On myths and legends it shows as creator or world ruler. One of the myths tells that at the beginning Viracocha created the sky and the earth and populated them with plant, animals and primitive men that lived in darkness and chaos.

One day Viracocha emerged from Titicaca lake along with some helpers and punished the first men for their foolish acts and turned them into stone. Then Viracocha wished to improve his work and divided the cosmos in three parts: Hanan Pacha (the world up), Kay Pacha (the world here) and Uqu Pacha (the world inside). In the Hanan Pacha he created the sun, the moon, the stars and the rest of the celestial beings: ordering their functions and paths. In order to populate Kay Pacha, he created a new generation of men and women modelling rocks and stones that came to life to found the different towns and kingdoms. This new founders came out of Uqu Pacha (the depths of the earth) through the pacarinas: caves, lakes and springs.

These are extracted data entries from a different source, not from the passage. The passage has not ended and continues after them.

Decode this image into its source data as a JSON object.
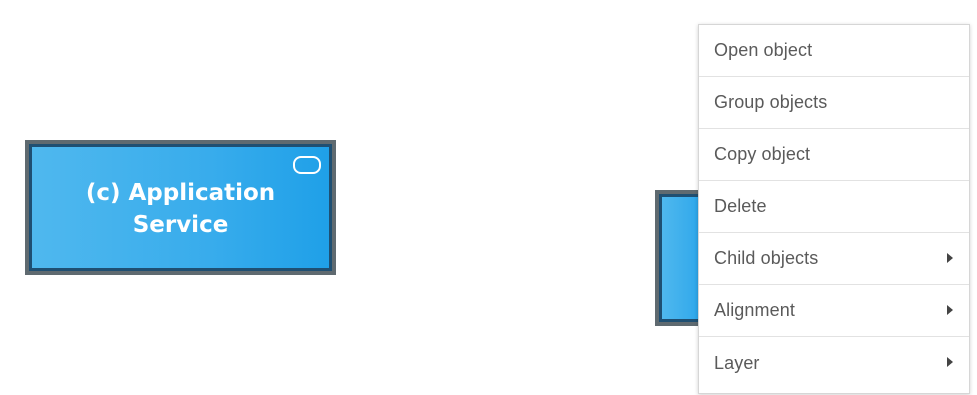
{
  "canvas": {
    "nodes": [
      {
        "label": "(c) Application Service",
        "icon": "application-service-icon",
        "fill_color": "#38acec",
        "border_color": "#5f6a70"
      }
    ]
  },
  "context_menu": {
    "items": [
      {
        "label": "Open object",
        "has_submenu": false
      },
      {
        "label": "Group objects",
        "has_submenu": false
      },
      {
        "label": "Copy object",
        "has_submenu": false
      },
      {
        "label": "Delete",
        "has_submenu": false
      },
      {
        "label": "Child objects",
        "has_submenu": true,
        "icon": "chevron-right-icon"
      },
      {
        "label": "Alignment",
        "has_submenu": true,
        "icon": "chevron-right-icon"
      },
      {
        "label": "Layer",
        "has_submenu": true,
        "icon": "chevron-right-icon"
      }
    ]
  }
}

Then, after putting in order the functions of the towns, plants, animals, rivers and all the beings in the world, Viracocha and his entourage went to the ocean and left walking over the foam.

The Incas called them Apu Kon Ticci Pachayachachic Viracocha and built in his honor the beautiful temple of Raqchi, San Pedro de Cacha (Sicuani, Cusco). He was also revered on the sacred rooms of the Koricancha.